Je suis Lupe, femme d'une quarantaine passée, un peu perdue actuellement. Perdue dans sa voie professionnelle. je suis depuis 20 ans ce que l'on nomme conseillère technique dans un établissement de type HLM.
Mon travail ingrat consiste à effectuer les état des lieux, les réclamations techniques et diverses taches.
Et oui, ce n'est pas le travail le plus glorifiant loin de là, voire même ingrat et un brin inhumain. Qui n'a jamais craint son départ de location? qui ne s est jamais plaint d'une moisissure au mur ou d'un interrupteur cassé en criant à qui veut bien l'entendre que son proprio s'en fiche et ne fait rien?
Et bien, c est mon quotidien, enfin, de l'autre coté du décor.
Mon métier pour un locataire est de dire non, non et non.
et pourtant....
je suis rentrée dans cette collectivité lorsque les HLM étaient encore un établissement public: OPDHLM. Certes l'organisme comptait moins de logements qu'actuellement, mais le coté humain me convenait d'avantage. nous avions à traiter les réclamations, les états des lieux, les programmation de travaux... nous faisions notre travail passionnément et rencontrions des locataires tous différents. Je ne nie pas qu'il y avait des moments difficiles, des personnes agressives, quelques jurons, menaces ou harcèlements; Mais nous y arrivions. nous passions outre, aidés par notre hiérarchie.
Mais maintenant...
Maintenant, les Offices hlm sont privatisés, devenus OPAC, EpiC , etc. et oui, faut bien baisser le nombre de fonctionnaires! maintenant tout à changer.
La vie à d'ailleurs changer, les locataires également.
Je vais peut être faire crier, rager certains.

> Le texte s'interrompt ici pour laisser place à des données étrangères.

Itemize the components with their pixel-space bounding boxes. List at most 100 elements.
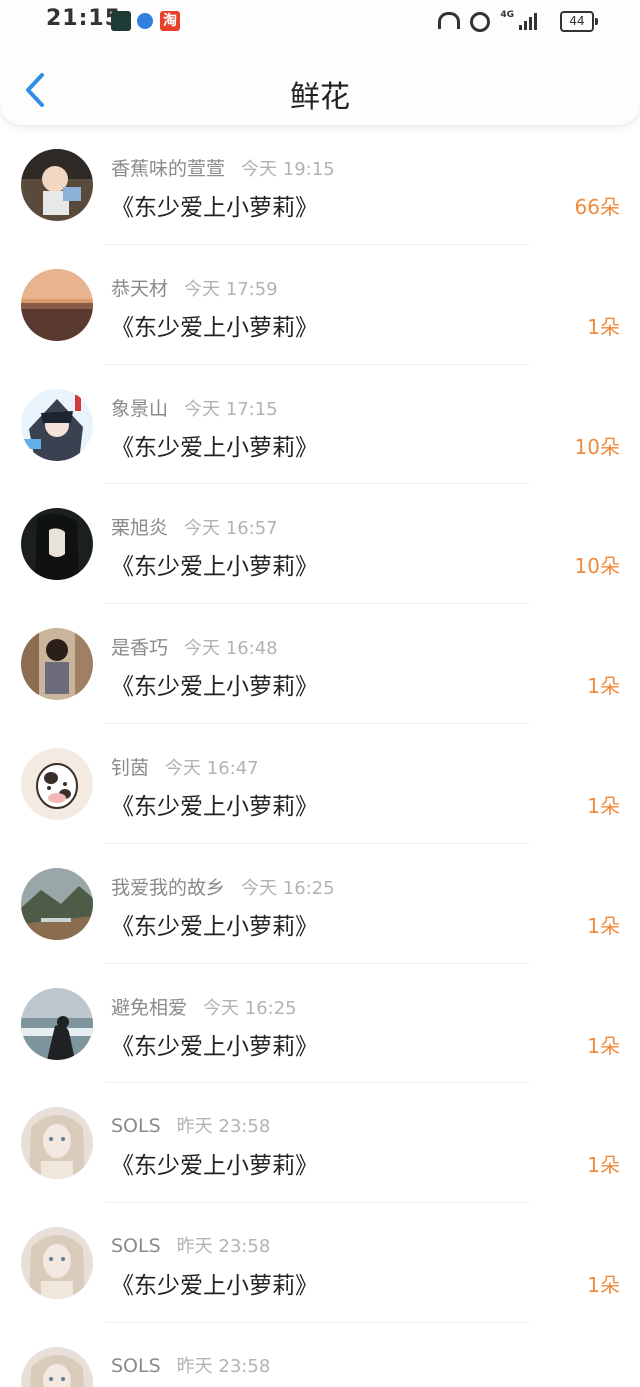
taobao-notification-icon: 淘	[160, 11, 180, 31]
avatar-doll[interactable]	[21, 1227, 93, 1300]
user-name-text: SOLS	[111, 1235, 161, 1258]
list-item[interactable]: 是香巧 今天 16:48 《东少爱上小萝莉》 1朵	[0, 604, 640, 724]
alarm-icon	[470, 12, 490, 32]
user-name: 恭天材 今天 17:59	[111, 274, 278, 301]
status-time: 21:15	[46, 6, 122, 31]
flower-count: 1朵	[587, 793, 620, 818]
avatar-doll[interactable]	[21, 1107, 93, 1180]
avatar-cartoon-cow[interactable]	[21, 747, 93, 820]
list-item[interactable]: 恭天材 今天 17:59 《东少爱上小萝莉》 1朵	[0, 245, 640, 365]
flower-count: 1朵	[587, 1273, 620, 1298]
list-item[interactable]: 我爱我的故乡 今天 16:25 《东少爱上小萝莉》 1朵	[0, 844, 640, 964]
avatar-sea[interactable]	[21, 987, 93, 1060]
screen: 21:15 淘 4G 44 鲜花 香蕉味的萱萱 今天 19:15 《东少爱上小萝…	[0, 0, 640, 1387]
status-bar: 21:15 淘 4G 44	[0, 0, 640, 44]
avatar-anime-girl[interactable]	[21, 508, 93, 581]
user-name-text: 是香巧	[111, 637, 169, 660]
user-name-text: 栗旭炎	[111, 517, 169, 540]
avatar-image	[21, 747, 93, 820]
list-item[interactable]: SOLS 昨天 23:58	[0, 1323, 640, 1387]
list-item[interactable]: SOLS 昨天 23:58 《东少爱上小萝莉》 1朵	[0, 1203, 640, 1323]
flower-count: 1朵	[587, 674, 620, 699]
book-title: 《东少爱上小萝莉》	[111, 1033, 318, 1060]
book-title: 《东少爱上小萝莉》	[111, 1273, 318, 1300]
gift-time: 昨天 23:58	[176, 1236, 271, 1258]
flower-count: 1朵	[587, 913, 620, 938]
list-item[interactable]: SOLS 昨天 23:58 《东少爱上小萝莉》 1朵	[0, 1083, 640, 1203]
avatar-sunset[interactable]	[21, 268, 93, 341]
page-title: 鲜花	[290, 80, 350, 115]
user-name-text: 避免相爱	[111, 996, 188, 1019]
avatar-doll[interactable]	[21, 1346, 93, 1387]
gift-time: 今天 16:47	[165, 757, 259, 779]
gift-time: 昨天 23:58	[176, 1355, 271, 1377]
book-title: 《东少爱上小萝莉》	[111, 674, 318, 701]
gift-time: 今天 17:15	[184, 398, 278, 420]
user-name: 钊茵 今天 16:47	[111, 753, 259, 780]
list-item[interactable]: 香蕉味的萱萱 今天 19:15 《东少爱上小萝莉》 66朵	[0, 125, 640, 245]
user-name-text: 钊茵	[111, 756, 150, 779]
avatar-image	[21, 268, 93, 341]
header: 21:15 淘 4G 44 鲜花	[0, 0, 640, 125]
avatar-girl-photo[interactable]	[21, 628, 93, 701]
gift-time: 今天 16:48	[184, 638, 278, 660]
signal-icon	[519, 12, 541, 30]
avatar-image	[21, 867, 93, 940]
gift-time: 今天 16:57	[184, 518, 278, 540]
list-item[interactable]: 象景山 今天 17:15 《东少爱上小萝莉》 10朵	[0, 365, 640, 485]
user-name-text: 香蕉味的萱萱	[111, 158, 226, 180]
flower-count: 10朵	[574, 554, 620, 579]
book-title: 《东少爱上小萝莉》	[111, 554, 318, 581]
book-title: 《东少爱上小萝莉》	[111, 1153, 318, 1180]
avatar-image	[21, 149, 93, 221]
user-name-text: SOLS	[111, 1115, 161, 1138]
book-title: 《东少爱上小萝莉》	[111, 195, 318, 221]
browser-notification-icon	[137, 13, 153, 29]
user-name-text: 象景山	[111, 397, 169, 420]
headphone-icon	[438, 12, 460, 29]
user-name: SOLS 昨天 23:58	[111, 1232, 270, 1258]
avatar-image	[21, 388, 93, 461]
app-notification-icon	[111, 11, 131, 31]
user-name: 是香巧 今天 16:48	[111, 633, 278, 660]
flower-count: 10朵	[574, 434, 620, 459]
network-label: 4G	[500, 10, 514, 20]
battery-icon: 44	[560, 11, 598, 32]
avatar-image	[21, 987, 93, 1060]
list-item[interactable]: 钊茵 今天 16:47 《东少爱上小萝莉》 1朵	[0, 724, 640, 844]
user-name: 象景山 今天 17:15	[111, 394, 278, 421]
gift-time: 昨天 23:58	[176, 1116, 271, 1138]
user-name: 香蕉味的萱萱 今天 19:15	[111, 154, 335, 181]
avatar-landscape[interactable]	[21, 867, 93, 940]
book-title: 《东少爱上小萝莉》	[111, 793, 318, 820]
flower-count: 66朵	[574, 195, 620, 219]
gift-time: 今天 17:59	[184, 278, 278, 300]
user-name-text: 我爱我的故乡	[111, 876, 226, 899]
gift-time: 今天 16:25	[203, 997, 297, 1019]
flower-gift-list: 香蕉味的萱萱 今天 19:15 《东少爱上小萝莉》 66朵 恭天材 今天 17:59…	[0, 125, 640, 1387]
flower-count: 1朵	[587, 1153, 620, 1178]
book-title: 《东少爱上小萝莉》	[111, 434, 318, 461]
flower-count: 1朵	[587, 1033, 620, 1058]
avatar-image	[21, 1346, 93, 1387]
avatar-image	[21, 628, 93, 701]
user-name: 避免相爱 今天 16:25	[111, 993, 297, 1020]
gift-time: 今天 19:15	[241, 159, 335, 180]
avatar-boy-photo[interactable]	[21, 149, 93, 221]
user-name: SOLS 昨天 23:58	[111, 1112, 270, 1138]
user-name: 栗旭炎 今天 16:57	[111, 513, 278, 540]
user-name: SOLS 昨天 23:58	[111, 1352, 270, 1378]
user-name-text: 恭天材	[111, 277, 169, 300]
list-item[interactable]: 避免相爱 今天 16:25 《东少爱上小萝莉》 1朵	[0, 964, 640, 1084]
user-name-text: SOLS	[111, 1354, 161, 1377]
list-item[interactable]: 栗旭炎 今天 16:57 《东少爱上小萝莉》 10朵	[0, 484, 640, 604]
user-name: 我爱我的故乡 今天 16:25	[111, 873, 335, 900]
book-title: 《东少爱上小萝莉》	[111, 913, 318, 940]
gift-time: 今天 16:25	[241, 877, 335, 899]
avatar-anime-boy[interactable]	[21, 388, 93, 461]
avatar-image	[21, 1227, 93, 1300]
flower-count: 1朵	[587, 314, 620, 339]
avatar-image	[21, 1107, 93, 1180]
title-bar: 鲜花	[0, 56, 640, 126]
book-title: 《东少爱上小萝莉》	[111, 314, 318, 341]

Mais il faut le dire certains refusent un logement au bout de 3 visites différentes :celui ci n'est pas à leur gout, la papier peint est moche ou c est une douche et non une baignoire. la plupart sont à la rue, en surendettement, ou d'autres aléas de la vie. les priorités ne sont plus les mêmes et le degré d'exigence est plafonné a très haut!!!
Et pourtant, dans mon organisme, je n'ai pas honte de ce que je loue, bien au contraire. les logements et les équipements qui les composent sont de bonne qualité. (J'ai d'ailleurs été locataire depuis mon plus jeune âge et n'en ai que de bons souvenirs). Mais ceci n'est plus suffisant; Les états des lieux entrants sont devenus un combat: je veux ci, je veux ca. Les rapports humains ont disparu lors de l'entrée dans le logement, je ne suis plus quelqu'un mais QUELQUE CHOSE. Cette chose qui note, soit trop vite pour les moins pressés, soit pas assez vite pour les autres. J'en ai même vus, à quatre pattes à inspecter avec la loupe chaque millimètre carré de sol au cas ou j'oublierai un accroc. La Patience je l'ai, le sourire également. C'est ce qui a valu que je tienne si longtemps.

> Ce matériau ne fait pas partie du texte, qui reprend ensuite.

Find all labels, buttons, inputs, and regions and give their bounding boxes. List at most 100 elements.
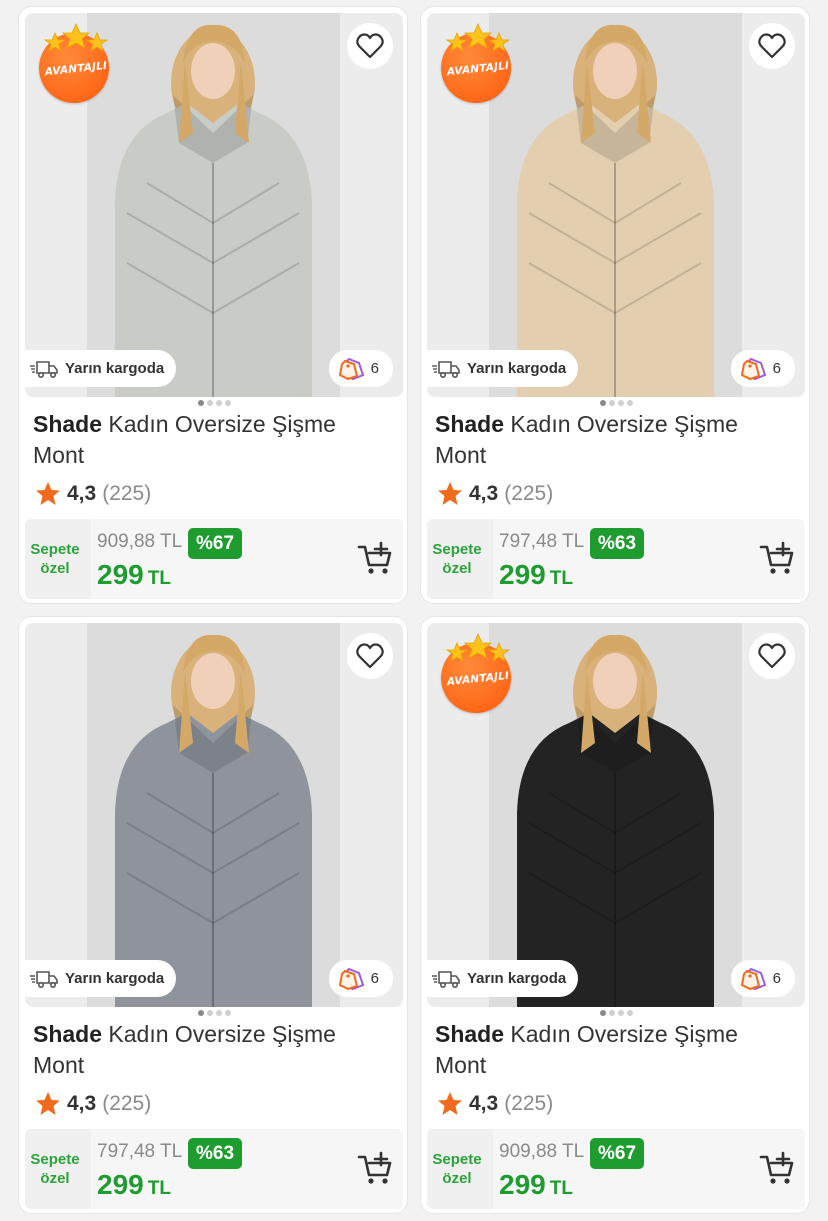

Mais mon travail ne se résume pas à l'État des lieux entrée. Je dois également en faire la sortie. Cela peut paraitre surprenant mais c'est l'état des lieux qui me plait le plus. Certes l'entrant est un tournant dans la vie des locataires mais leur sortie est pour la plupart un départ pour une nouvelle vie: mise en couple, achat, location pour une maison, changement professionnel... et j en suis à chaque fois heureuse pour eux. Ce moment où je ferme pour la dernière fois leur porte laissant leurs souvenirs à l'intérieur mais en leur disant que d'autres tout aussi beaux se construiront dans leur futur logement. Un appartement n'est pas simplement un lieu où l'on vit il abrite aussi les souvenirs, la sécurité, la naissance d'un enfant, ou tout au contraire la peur et la souffrance. Quand on laisse un logement on laisse une partie de soi. Qui n'a jamais regardé son ancien logement en passant devant, esquissant un sourire ou ayant quelques émotions. Ces murs renferment beaucoup de choses.